Finding alternate passageways
By using dynamite, lockpicks, or just your keen eyesight, you might spot ledges and passageways that lead to new areas or vantage points. For instance, you’ll visit a villa during the game’s first act. You won’t be allowed to enter some of the areas here. But, if you look at the back, there are crates that can help you get to the balcony, all while avoiding most of the guards.
Stealth and silent takedowns
The Ctrl key can be used to crouch. By doing this, you can safely traverse an area without being spotted or heard by hostiles (unless they’re staring straight at you). Once you’re behind a foe, hit the left-click button to knock them out. You can then move their body to a secluded area or sections with tall grass so they aren’t discovered. If corpses or unconscious peeps are seen, then their comrades will run to that location.

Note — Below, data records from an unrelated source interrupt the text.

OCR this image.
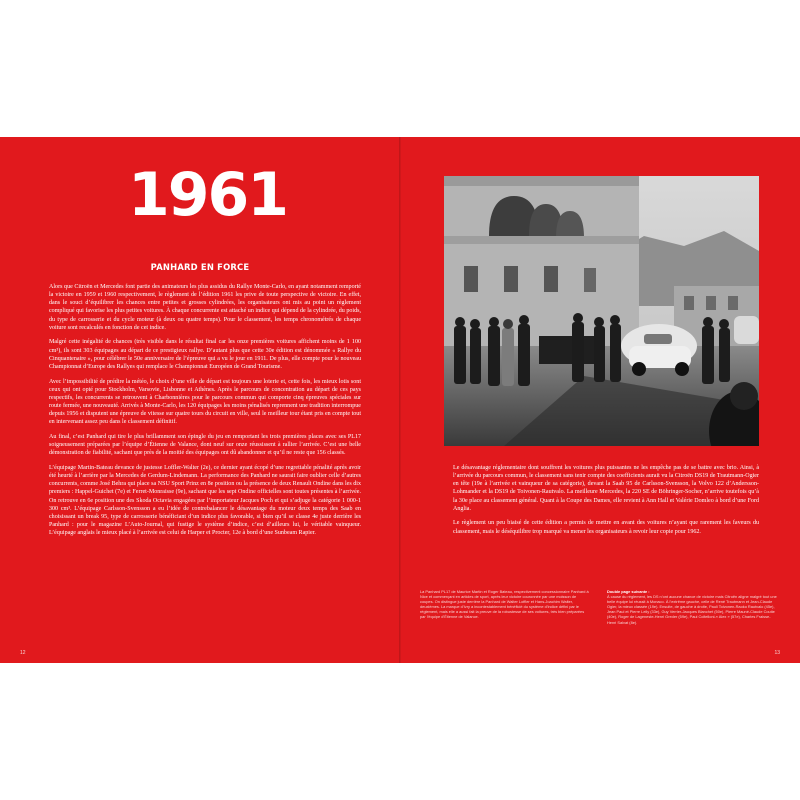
1961
PANHARD EN FORCE

Alors que Citroën et Mercedes font partie des animateurs les plus assidus du Rallye Monte-Carlo, en ayant notamment remporté la victoire en 1959 et 1960 respectivement, le règlement de l’édition 1961 les prive de toute perspective de victoire. En effet, dans le souci d’équilibrer les chances entre petites et grosses cylindrées, les organisateurs ont mis au point un règlement compliqué qui favorise les plus petites voitures. À chaque concurrente est attaché un indice qui dépend de la cylindrée, du poids, du type de carrosserie et du cycle moteur (à deux ou quatre temps). Pour le classement, les temps chronométrés de chaque voiture sont recalculés en fonction de cet indice.

Malgré cette inégalité de chances (très visible dans le résultat final car les onze premières voitures affichent moins de 1 100 cm³), ils sont 303 équipages au départ de ce prestigieux rallye. D’autant plus que cette 30e édition est dénommée « Rallye du Cinquantenaire », pour célébrer le 50e anniversaire de l’épreuve qui a vu le jour en 1911. De plus, elle compte pour le nouveau Championnat d’Europe des Rallyes qui remplace le Championnat Européen de Grand Tourisme.

Avec l’impossibilité de prédire la météo, le choix d’une ville de départ est toujours une loterie et, cette fois, les mieux lotis sont ceux qui ont opté pour Stockholm, Varsovie, Lisbonne et Athènes. Après le parcours de concentration au départ de ces pays respectifs, les concurrents se retrouvent à Charbonnières pour le parcours commun qui comporte cinq épreuves spéciales sur route fermée, une nouveauté. Arrivés à Monte-Carlo, les 120 équipages les moins pénalisés reprennent une tradition interrompue depuis 1956 et disputent une épreuve de vitesse sur quatre tours du circuit en ville, seul le meilleur tour étant pris en compte tout en intervenant assez peu dans le classement définitif.

Au final, c’est Panhard qui tire le plus brillamment son épingle du jeu en remportant les trois premières places avec ses PL17 soigneusement préparées par l’équipe d’Étienne de Valance, dont neuf sur onze réussissent à rallier l’arrivée. C’est une belle démonstration de fiabilité, sachant que près de la moitié des équipages ont dû abandonner et qu’il ne reste que 156 classés.

L’équipage Martin-Bateau devance de justesse Loffler-Walter (2e), ce dernier ayant écopé d’une regrettable pénalité après avoir été heurté à l’arrière par la Mercedes de Gerdum-Lindemann. La performance des Panhard ne saurait faire oublier celle d’autres concurrents, comme José Behra qui place sa NSU Sport Prinz en 8e position ou la présence de deux Renault Ondine dans les dix premiers : Happel-Guichet (7e) et Ferret-Monraisse (9e), sachant que les sept Ondine officielles sont toutes présentes à l’arrivée. On retrouve en 6e position une des Skoda Octavia engagées par l’importateur Jacques Poch et qui s’adjuge la catégorie 1 000-1 300 cm³. L’équipage Carlsson-Svensson a eu l’idée de contrebalancer le désavantage du moteur deux temps des Saab en choisissant un break 95, type de carrosserie bénéficiant d’un indice plus favorable, si bien qu’il se classe 4e juste derrière les Panhard : pour le magazine L’Auto-Journal, qui fustige le système d’indice, c’est d’ailleurs lui, le véritable vainqueur. L’équipage anglais le mieux placé à l’arrivée est celui de Harper et Procter, 12e à bord d’une Sunbeam Rapier.

Le désavantage réglementaire dont souffrent les voitures plus puissantes ne les empêche pas de se battre avec brio. Ainsi, à l’arrivée du parcours commun, le classement sans tenir compte des coefficients aurait vu la Citroën DS19 de Trautmann-Ogier en tête (19e à l’arrivée et vainqueur de sa catégorie), devant la Saab 95 de Carlsson-Svensson, la Volvo 122 d’Andersson-Lohmander et la DS19 de Toivonen-Rautvalo. La meilleure Mercedes, la 220 SE de Böhringer-Socher, n’arrive toutefois qu’à la 30e place au classement général. Quant à la Coupe des Dames, elle revient à Ann Hall et Valérie Domleo à bord d’une Ford Anglia.

Le règlement un peu biaisé de cette édition a permis de mettre en avant des voitures n’ayant que rarement les faveurs du classement, mais le déséquilibre trop marqué va mener les organisateurs à revoir leur copie pour 1962.

La Panhard PL17 de Maurice Martin et Roger Bateau, respectivement concessionnaire Panhard à Nice et commerçant en articles de sport, après leur victoire couronnée par une moisson de coupes. On distingue juste derrière la Panhard de Walter Loffler et Hans-Joachim Walter, deuxièmes. La marque d’Ivry a incontestablement bénéficié du système d’indice défini par le règlement, mais elle a aussi fait la preuve de la robustesse de ses voitures, très bien préparées par l’équipe d’Étienne de Valance.
Double page suivante :
À cause du règlement, les DS n’ont aucune chance de victoire mais Citroën aligne malgré tout une belle équipe lui réussit à Monaco. À l’extrême gauche, celle de René Trautmann et Jean-Claude Ogier, la mieux classée (19e). Ensuite, de gauche à droite, Pauli Toivonen-Raoko Rautvalo (45e), Jean Paul et Pierre Lelly (33e), Guy Verrier-Jacques Blanchet (50e), Pierre Mauné-Claude Coutie (40e), Roger de Lageneste-Henri Greder (59e), Paul Coltelloni-« Alex » (57e), Charles Fraisse-Henri Salvat (8e).
12	13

Loitering to change the time and escapades at night
When you press the Escape key, you’ll see the “Loiter” option. This lets you wait, letting the time pass for eight hours in-game. If you switch to nighttime, there are some key tidbits to consider:
- When you’re in town, most shops and houses will be closed. You can attempt to lockpick doors when no one’s looking, and even steal/pickpocket some loot.
- In dungeons, some mobs might be asleep as well. You can hit left-click to knock them out.

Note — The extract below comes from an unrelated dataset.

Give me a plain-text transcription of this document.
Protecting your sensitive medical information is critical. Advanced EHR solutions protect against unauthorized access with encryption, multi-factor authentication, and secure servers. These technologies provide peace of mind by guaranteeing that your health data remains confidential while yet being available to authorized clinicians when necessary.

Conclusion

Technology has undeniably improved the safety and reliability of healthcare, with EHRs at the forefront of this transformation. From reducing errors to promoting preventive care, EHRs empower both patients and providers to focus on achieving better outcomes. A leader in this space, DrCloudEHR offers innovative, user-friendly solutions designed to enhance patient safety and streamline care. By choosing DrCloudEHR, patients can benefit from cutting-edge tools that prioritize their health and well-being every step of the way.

Screenshot Mode – aka. Photo Mode
Go to Options -> Controls, and assign a keybind for Screenshot Mode. When pressed, this will disable all HUD elements except for ambient or narrator dialogue so you can take cleaner screenshots without a lot of clutter.
Bullet Time and fighting several enemies
Weird West only lets you use one weapon of each type (i.e., revolvers, rifles, shotguns, bows, and melee). If you do get spotted, try to swap depending on the foe that you’re facing. For example, larger enemies might have AoE attacks, which means a rifle would be better. Meanwhile, groups that are clustered together can get hit by a single shotgun blast at close range. There are also abilities (i.e., active skills) that are specific to a weapon or character, as well as perks (i.e., passive skills) that confer powerful buffs.

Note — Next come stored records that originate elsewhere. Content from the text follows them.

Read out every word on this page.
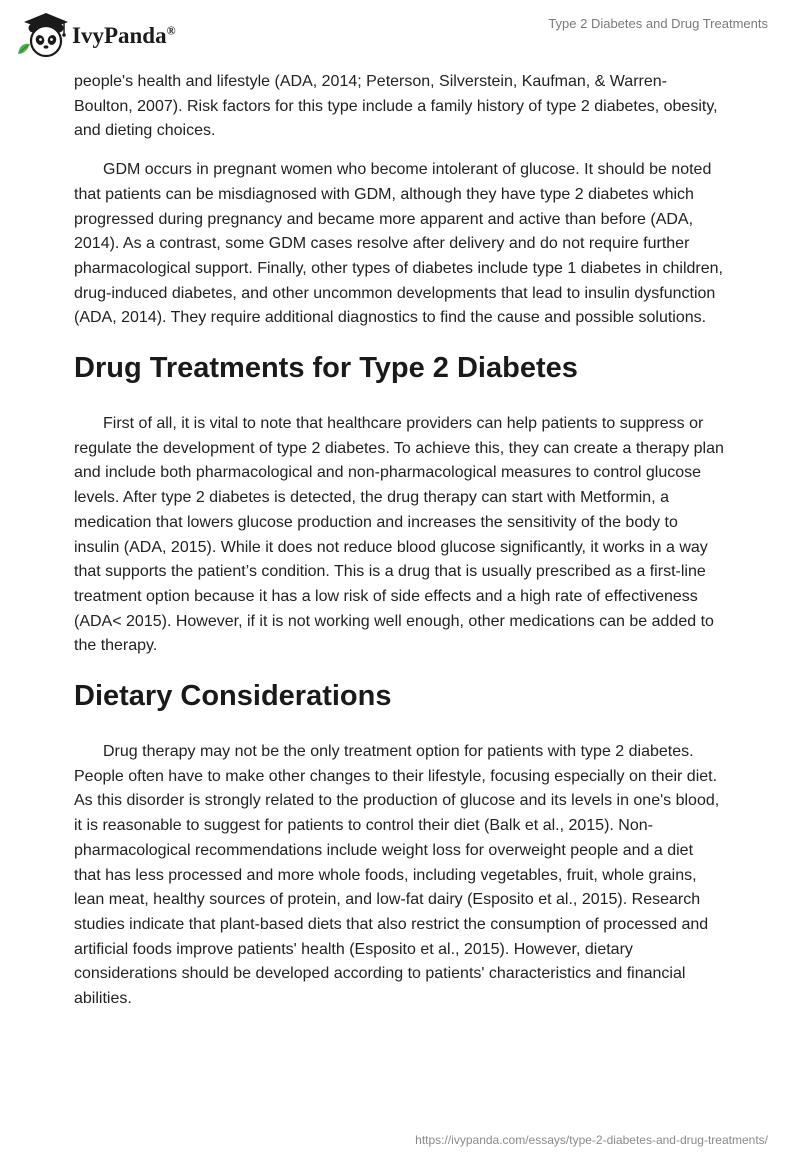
IvyPanda®	Type 2 Diabetes and Drug Treatments

people's health and lifestyle (ADA, 2014; Peterson, Silverstein, Kaufman, & Warren-Boulton, 2007). Risk factors for this type include a family history of type 2 diabetes, obesity, and dieting choices.

GDM occurs in pregnant women who become intolerant of glucose. It should be noted that patients can be misdiagnosed with GDM, although they have type 2 diabetes which progressed during pregnancy and became more apparent and active than before (ADA, 2014). As a contrast, some GDM cases resolve after delivery and do not require further pharmacological support. Finally, other types of diabetes include type 1 diabetes in children, drug-induced diabetes, and other uncommon developments that lead to insulin dysfunction (ADA, 2014). They require additional diagnostics to find the cause and possible solutions.

Drug Treatments for Type 2 Diabetes

First of all, it is vital to note that healthcare providers can help patients to suppress or regulate the development of type 2 diabetes. To achieve this, they can create a therapy plan and include both pharmacological and non-pharmacological measures to control glucose levels. After type 2 diabetes is detected, the drug therapy can start with Metformin, a medication that lowers glucose production and increases the sensitivity of the body to insulin (ADA, 2015). While it does not reduce blood glucose significantly, it works in a way that supports the patient’s condition. This is a drug that is usually prescribed as a first-line treatment option because it has a low risk of side effects and a high rate of effectiveness (ADA< 2015). However, if it is not working well enough, other medications can be added to the therapy.

Dietary Considerations

Drug therapy may not be the only treatment option for patients with type 2 diabetes. People often have to make other changes to their lifestyle, focusing especially on their diet. As this disorder is strongly related to the production of glucose and its levels in one's blood, it is reasonable to suggest for patients to control their diet (Balk et al., 2015). Non-pharmacological recommendations include weight loss for overweight people and a diet that has less processed and more whole foods, including vegetables, fruit, whole grains, lean meat, healthy sources of protein, and low-fat dairy (Esposito et al., 2015). Research studies indicate that plant-based diets that also restrict the consumption of processed and artificial foods improve patients' health (Esposito et al., 2015). However, dietary considerations should be developed according to patients' characteristics and financial abilities.

https://ivypanda.com/essays/type-2-diabetes-and-drug-treatments/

If all hell breaks loose, don’t forget to use the Bullet Time mechanic. You can do this by dodging to the side while aiming a weapon. When time is slowed down, you can line up your shots easily. Just remember that this also uses up a quarter of your AP bar.
Companions, friends for life, and vendettas
Weird West lets you bring a party of three characters (i.e., your main hero for that chapter and two companions). Apart from your posse, you’ll also want to remember the following:
- Friends for life – These are NPCs that you helped out via sidequests or rescues (i.e., they were imprisoned and you freed them as part of a random encounter). Likewise, companions that have journeyed with you for a time before being dismissed will also count as friends for life. When this occurs, they have a chance of spawning if you’re low on health. It’s essentially a way to even the odds during a firefight.
- Vendettas – Conversely, vendettas occur when you eliminate a gang leader/wanted bandit or kill several hostiles. It’s possible that one of the mobs will swear vengeance before escaping. Then, they’ll spawn when you least expect it (i.e., in town or as part of a random encounter).